I'll play the contrarian here. I dnt really have a problem with that cl ad. He is being fairly honest about what he is selling. Alot of guys will claim they have mixed hardwoods, lead you to believe it is oak, ash etc and you end up with soft maple poplar etc. And alot of guys will claim there wood is seasoned for over a year when it is really was split like a month earlier. This guy is being honest about the species and honest about it being not seasoned. As for claiming it will burn hot and longer than dry wood, there is a grain of truth there even though it may be misleading, but that's just a man advertising and talking up his product (without out and out lying about it) I don't really have a problem with that. That kind of stuff goes in in every industry whether it is outlandish mpg claims in vehicles, square footage heated in a woodstove brochure or trying to convince people that partially seasoned wood is useable. And as for the price, hey if the man can get that much money then who am I to tell him to sell cheaper.
I just think the seller has the obligation to not misrepresent his product or service. Then the onus is on the buyer to be educated on the product he or she is buying.
 
I agree. Whether it burns longer or takes longer to burn, the guy is saying it's in the stove longer. Also, I've seen plenty of people on here who add green or semi-seasoned wood to a load for various reasons.

The guy was walking the line, absolutely, but he wasn't an outright scam artist and he was describing his wood accurately as far as I can tell....

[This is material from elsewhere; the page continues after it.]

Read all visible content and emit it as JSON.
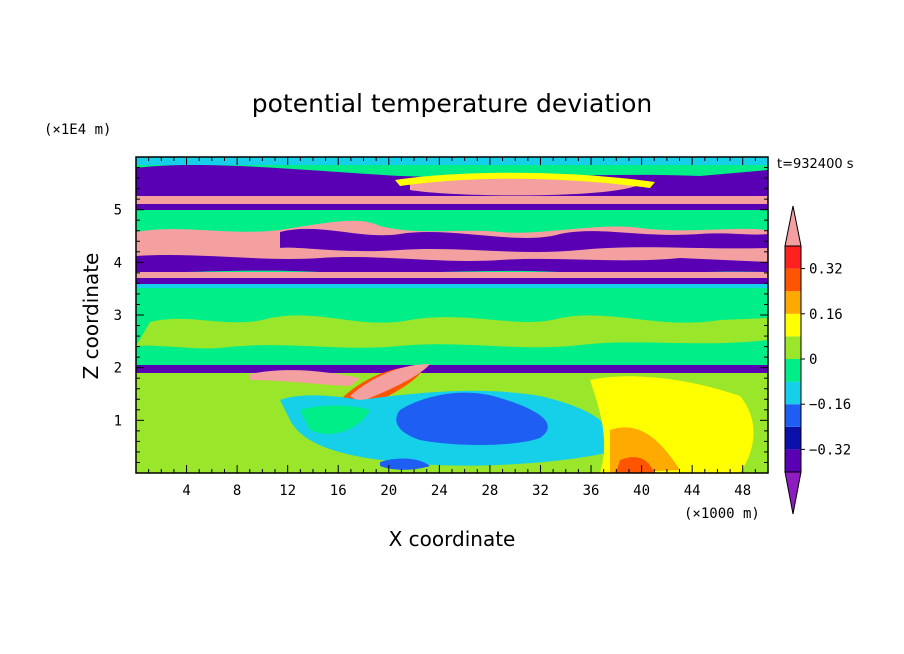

Further, it's important to note that 99% of people in this world believe truths told to them by people they respect. So don't ascribe malice when ignorance is just as likely. I was told by my father in law, with dread seriousness, that burning pine is almost a sure-fire way to get a bad chimney fire as all the sap stays in the chimney. He's been burning for a long time and has it "in his blood". I respect him too. But I came on here and found out the truth. Alot of people would just believe it.
 
I read the CL ad 3 times, still looking for how he is ripping people off.
I see far worse on ebay and cl daily....just my 2cents.